I have a large CSV files (e.g. 2 million records) and am hoping to do one of two things. I have been trying to use awk and sed but am a newbie and can't figure out how to get it to work. Any help you could offer would be greatly appreciated - I'm stuck trying to remove the colon and wildcards in sed, and the average sample I've found using awk is giving me values of around 4e08.
I am hoping to either use sed or another script to remove the seconds portion of the data lines (i.e. remove ":10 AM" and all similar occurrences, or preferably to use awk to average the flow rates for each minute or each 15 minutes (i.e. the column right after the time).

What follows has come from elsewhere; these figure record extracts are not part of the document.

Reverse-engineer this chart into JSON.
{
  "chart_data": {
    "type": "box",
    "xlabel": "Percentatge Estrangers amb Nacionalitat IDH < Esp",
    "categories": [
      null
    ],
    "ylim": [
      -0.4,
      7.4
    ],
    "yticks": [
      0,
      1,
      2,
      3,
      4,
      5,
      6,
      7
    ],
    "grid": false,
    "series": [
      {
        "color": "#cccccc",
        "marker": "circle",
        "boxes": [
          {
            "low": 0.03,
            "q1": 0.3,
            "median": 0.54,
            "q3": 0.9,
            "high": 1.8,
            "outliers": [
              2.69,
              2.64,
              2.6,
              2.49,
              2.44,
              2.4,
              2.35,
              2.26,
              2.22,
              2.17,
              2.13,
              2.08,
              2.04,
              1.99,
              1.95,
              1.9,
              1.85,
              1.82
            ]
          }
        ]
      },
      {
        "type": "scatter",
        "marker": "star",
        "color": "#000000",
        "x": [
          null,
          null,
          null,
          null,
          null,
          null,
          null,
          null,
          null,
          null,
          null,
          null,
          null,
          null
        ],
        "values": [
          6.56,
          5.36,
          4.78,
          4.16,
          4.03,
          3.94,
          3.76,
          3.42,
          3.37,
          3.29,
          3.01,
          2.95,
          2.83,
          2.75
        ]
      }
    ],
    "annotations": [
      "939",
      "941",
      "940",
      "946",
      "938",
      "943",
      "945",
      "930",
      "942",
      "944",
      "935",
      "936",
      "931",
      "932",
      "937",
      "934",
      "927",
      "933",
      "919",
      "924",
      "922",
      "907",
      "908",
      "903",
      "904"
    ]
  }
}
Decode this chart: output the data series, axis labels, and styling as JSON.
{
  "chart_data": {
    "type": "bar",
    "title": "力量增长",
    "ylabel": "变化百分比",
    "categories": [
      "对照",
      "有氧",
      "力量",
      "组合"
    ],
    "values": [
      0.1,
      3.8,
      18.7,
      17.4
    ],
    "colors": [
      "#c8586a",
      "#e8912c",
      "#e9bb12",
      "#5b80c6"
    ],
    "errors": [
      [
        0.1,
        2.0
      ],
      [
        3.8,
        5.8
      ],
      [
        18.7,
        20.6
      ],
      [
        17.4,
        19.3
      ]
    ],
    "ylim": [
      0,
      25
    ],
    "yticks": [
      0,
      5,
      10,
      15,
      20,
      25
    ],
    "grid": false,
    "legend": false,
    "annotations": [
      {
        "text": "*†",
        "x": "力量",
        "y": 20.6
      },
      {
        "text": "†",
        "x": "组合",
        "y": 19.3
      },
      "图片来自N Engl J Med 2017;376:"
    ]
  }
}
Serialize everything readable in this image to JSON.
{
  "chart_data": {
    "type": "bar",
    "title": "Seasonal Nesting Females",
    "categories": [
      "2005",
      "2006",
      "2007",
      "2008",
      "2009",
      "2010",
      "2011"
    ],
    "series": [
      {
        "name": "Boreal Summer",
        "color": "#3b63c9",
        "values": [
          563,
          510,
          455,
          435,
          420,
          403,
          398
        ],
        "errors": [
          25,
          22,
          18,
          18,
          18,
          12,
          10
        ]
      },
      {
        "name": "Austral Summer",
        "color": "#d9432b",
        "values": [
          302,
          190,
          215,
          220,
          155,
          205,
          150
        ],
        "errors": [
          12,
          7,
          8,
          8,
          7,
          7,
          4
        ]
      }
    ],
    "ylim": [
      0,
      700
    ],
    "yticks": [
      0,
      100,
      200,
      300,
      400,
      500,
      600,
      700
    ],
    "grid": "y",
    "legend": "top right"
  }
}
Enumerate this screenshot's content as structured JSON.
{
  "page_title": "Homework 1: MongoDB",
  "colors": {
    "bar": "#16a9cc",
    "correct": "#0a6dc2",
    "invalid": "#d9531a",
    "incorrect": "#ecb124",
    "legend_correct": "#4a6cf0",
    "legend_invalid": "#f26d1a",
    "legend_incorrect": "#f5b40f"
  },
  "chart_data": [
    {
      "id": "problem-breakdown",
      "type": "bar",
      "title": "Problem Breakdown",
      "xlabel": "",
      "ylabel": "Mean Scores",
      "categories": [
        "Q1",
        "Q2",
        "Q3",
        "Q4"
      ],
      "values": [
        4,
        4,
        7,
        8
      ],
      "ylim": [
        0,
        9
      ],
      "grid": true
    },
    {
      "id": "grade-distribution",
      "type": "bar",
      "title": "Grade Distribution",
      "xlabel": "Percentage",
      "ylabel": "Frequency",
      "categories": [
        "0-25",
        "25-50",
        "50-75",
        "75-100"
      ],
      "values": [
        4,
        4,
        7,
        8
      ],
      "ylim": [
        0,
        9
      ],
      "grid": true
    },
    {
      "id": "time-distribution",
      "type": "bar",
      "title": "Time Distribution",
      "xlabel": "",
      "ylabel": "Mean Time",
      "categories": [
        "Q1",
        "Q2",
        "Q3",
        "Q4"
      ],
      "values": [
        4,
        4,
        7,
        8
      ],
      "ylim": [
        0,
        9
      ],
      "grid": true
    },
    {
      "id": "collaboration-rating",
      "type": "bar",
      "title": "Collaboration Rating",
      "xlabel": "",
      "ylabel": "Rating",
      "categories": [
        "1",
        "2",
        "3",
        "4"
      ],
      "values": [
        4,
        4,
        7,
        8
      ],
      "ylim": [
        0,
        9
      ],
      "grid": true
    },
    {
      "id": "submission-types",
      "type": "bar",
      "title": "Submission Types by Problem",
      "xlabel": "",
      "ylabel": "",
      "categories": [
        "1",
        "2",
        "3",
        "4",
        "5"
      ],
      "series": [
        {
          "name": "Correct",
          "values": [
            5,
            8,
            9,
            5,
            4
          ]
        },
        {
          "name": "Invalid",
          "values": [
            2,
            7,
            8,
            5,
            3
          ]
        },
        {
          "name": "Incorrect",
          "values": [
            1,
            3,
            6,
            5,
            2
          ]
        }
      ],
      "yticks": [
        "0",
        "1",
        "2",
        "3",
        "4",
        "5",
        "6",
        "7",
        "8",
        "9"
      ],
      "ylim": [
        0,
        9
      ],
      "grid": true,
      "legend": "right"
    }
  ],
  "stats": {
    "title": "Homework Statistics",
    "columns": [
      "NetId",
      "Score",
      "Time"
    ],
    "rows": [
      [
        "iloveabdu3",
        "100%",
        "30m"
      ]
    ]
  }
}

Thanks for your prompt response, but it looks like I don't have nawk (I'm running Mac OS X). I'll see if I can get it through MacPorts and try again, but if there's any help that can be offered using awk, sed, or tr I know that I have those at my disposal.
EDIT: Installed nawk, and it worked like a charm. Thank you very much.
Thanks Ahmad. I tried the awk code (which I think needs an extra } to close out the for loop?), but I think that might be calculating something else. I am trying to get the average flow (column three) for each minute (or each 15 minute span) of each day. I am not sure I understand the code, but from the output it looks like it is gathering each days worth of records, and dividing them by the number of days?
I don't mean to be a bother, but can you tell me if this is what is going on?